По приезде в Париж Даладье направился к Триумфальной арке, чтобы возложить венок на могилу Неизвестного солдата. Закрылись учреждения, конторы, магазины. Толпа заполнила широкие тротуары Елисейских полей. Люди радовались: их не погонят в окопы. Особенно много было женщин. Дома разукрасили флагами. Цветочницы продавали розы и георгины. Накануне на затемненных улицах слышался грустный шепот, всхлипывания, хриплое пение. И сразу все сменилось праздничной суматохой.

В одном из ресторанов средней руки, неподалеку от Елисейских полей, за темным столиком в углу сидел Дессер. Он только что кончил завтракать и пил кофе. Он выбрал этот малопосещаемый ресторан, боясь встреч. Купив у газетчика «Ла вуа нувель», он не взглянул на первую полосу, а стал читать напечатанные мелким шрифтом сообщения о кражах и пожарах. Он был мрачен и еще более помрачнел, когда к нему подошел Фуже:

– Ты здесь?

– Как видишь…

В другое время Дессер обрадовался бы встрече: Фуже он знал с давних времен; оба учились в Политехнической школе, мечтали стать инженерами. Потом Дессер увлекся финансовыми операциями, а Фуже – историей и политикой. Встречались они редко, но, встречаясь, беседовали дружески, без натяжки или притворства. Когда Дессеру говорили, что его любимцы радикалы разложились, стали прихлебателями республики, приятелями Стависских, Дессер отвечал: «А Фуже?» Этот бородатый энтузиаст олицетворял для него добродетели старой Франции.

Фуже был добросовестным историком. Его работы о клубах якобинцев в Пикардии и о борьбе против шуанов заслужили общее признание. Он жил не только философией, но и бутафорией Великой революции. Патриотизм для него сочетался с простотой нравов. Он восклицал с величайшей естественностью: «Отечество в опасности!» Беря в руки новорожденного сына одного из своих избирателей, он говорил счастливому отцу: «Хороший гражданин!» Фуже считал себя наследником якобинцев. Любовь к прошлому его ослепляла. Он был убежден, что кто-то неизменно угрожает республике, любого генерала подозревал в бонапартизме и, встретив на улице аббата, возмущенно отворачивался. Мир ограничивался для него Францией; тем, что происходит в других странах, он не интересовался. Вместо «Советы, Чемберлен, дуче» он говорил: «Совье, Шамберлан, дюс». Коверкал он не только слова: хорватские «усташи» были для него «балканскими нигилистами», а Ганди – «индусским Дантоном».

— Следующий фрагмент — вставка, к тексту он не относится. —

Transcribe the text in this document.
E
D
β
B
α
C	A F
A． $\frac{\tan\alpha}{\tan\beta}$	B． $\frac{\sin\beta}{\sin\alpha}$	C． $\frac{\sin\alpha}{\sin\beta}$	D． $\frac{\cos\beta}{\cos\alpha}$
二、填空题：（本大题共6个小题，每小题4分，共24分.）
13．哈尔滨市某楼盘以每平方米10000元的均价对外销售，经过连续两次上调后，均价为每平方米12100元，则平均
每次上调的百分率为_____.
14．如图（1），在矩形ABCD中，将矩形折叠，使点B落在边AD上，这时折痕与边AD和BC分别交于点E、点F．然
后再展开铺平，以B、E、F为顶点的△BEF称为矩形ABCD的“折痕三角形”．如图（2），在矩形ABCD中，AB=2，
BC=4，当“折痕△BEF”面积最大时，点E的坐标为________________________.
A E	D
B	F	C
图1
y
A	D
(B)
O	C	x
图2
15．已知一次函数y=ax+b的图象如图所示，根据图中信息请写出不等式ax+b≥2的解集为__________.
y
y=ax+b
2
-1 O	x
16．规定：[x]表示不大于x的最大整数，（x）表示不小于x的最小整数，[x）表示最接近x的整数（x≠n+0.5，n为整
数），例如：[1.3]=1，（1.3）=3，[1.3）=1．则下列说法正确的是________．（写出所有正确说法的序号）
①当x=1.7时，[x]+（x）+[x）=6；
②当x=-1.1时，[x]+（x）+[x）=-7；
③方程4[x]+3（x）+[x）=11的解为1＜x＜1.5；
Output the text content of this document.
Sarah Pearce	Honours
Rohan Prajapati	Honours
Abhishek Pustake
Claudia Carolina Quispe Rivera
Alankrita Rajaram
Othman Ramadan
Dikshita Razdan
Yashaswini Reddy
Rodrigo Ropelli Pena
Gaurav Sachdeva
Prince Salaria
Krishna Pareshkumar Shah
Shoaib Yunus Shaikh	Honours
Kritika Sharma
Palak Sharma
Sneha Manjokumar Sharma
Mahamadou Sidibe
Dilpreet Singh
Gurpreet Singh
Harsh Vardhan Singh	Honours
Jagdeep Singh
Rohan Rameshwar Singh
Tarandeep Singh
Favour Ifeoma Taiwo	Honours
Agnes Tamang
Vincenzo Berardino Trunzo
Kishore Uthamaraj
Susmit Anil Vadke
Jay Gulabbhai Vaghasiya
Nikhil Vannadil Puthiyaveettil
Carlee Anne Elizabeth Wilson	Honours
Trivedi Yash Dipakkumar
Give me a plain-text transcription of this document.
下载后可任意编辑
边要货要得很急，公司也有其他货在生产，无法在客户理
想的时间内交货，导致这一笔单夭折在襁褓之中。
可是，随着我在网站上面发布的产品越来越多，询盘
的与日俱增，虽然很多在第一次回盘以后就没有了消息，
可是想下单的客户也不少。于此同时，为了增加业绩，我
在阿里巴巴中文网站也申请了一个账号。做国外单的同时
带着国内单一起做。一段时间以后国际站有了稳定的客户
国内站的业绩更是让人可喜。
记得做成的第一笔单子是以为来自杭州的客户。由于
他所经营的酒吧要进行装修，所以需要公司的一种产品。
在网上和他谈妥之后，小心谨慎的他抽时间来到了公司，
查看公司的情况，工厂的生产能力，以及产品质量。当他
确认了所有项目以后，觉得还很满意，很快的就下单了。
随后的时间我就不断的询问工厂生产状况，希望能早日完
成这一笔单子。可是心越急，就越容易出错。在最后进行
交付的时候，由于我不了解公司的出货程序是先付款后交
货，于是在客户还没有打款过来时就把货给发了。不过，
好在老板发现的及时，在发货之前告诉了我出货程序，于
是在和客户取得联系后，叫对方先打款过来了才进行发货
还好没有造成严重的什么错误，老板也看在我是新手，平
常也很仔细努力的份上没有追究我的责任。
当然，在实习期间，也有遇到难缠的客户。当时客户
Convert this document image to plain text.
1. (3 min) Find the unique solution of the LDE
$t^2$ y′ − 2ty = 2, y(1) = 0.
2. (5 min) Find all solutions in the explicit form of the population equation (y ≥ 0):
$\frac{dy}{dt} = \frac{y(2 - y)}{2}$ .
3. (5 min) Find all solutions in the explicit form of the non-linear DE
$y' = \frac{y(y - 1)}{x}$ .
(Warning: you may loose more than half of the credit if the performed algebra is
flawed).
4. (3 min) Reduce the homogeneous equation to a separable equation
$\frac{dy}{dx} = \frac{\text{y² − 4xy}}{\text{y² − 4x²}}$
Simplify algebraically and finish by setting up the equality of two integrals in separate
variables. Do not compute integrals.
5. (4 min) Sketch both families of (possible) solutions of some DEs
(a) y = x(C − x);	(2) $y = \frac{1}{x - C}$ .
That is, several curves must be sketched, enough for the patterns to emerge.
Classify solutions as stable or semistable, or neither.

Сын гравера-резчика, влюбленного в свое ремесло, он с детства знал, что труд – счастье. Ему повезло: он всегда занимался любимым делом. Он не видел, что вокруг него миллионы людей ненавидят подневольный и плохо оплачиваемый труд. Социальное движение представлялось ему затеей благородных, но отвлеченных умов. Он наставлял профсоюзников: «Главное, не забывайте о происках Ватикана!»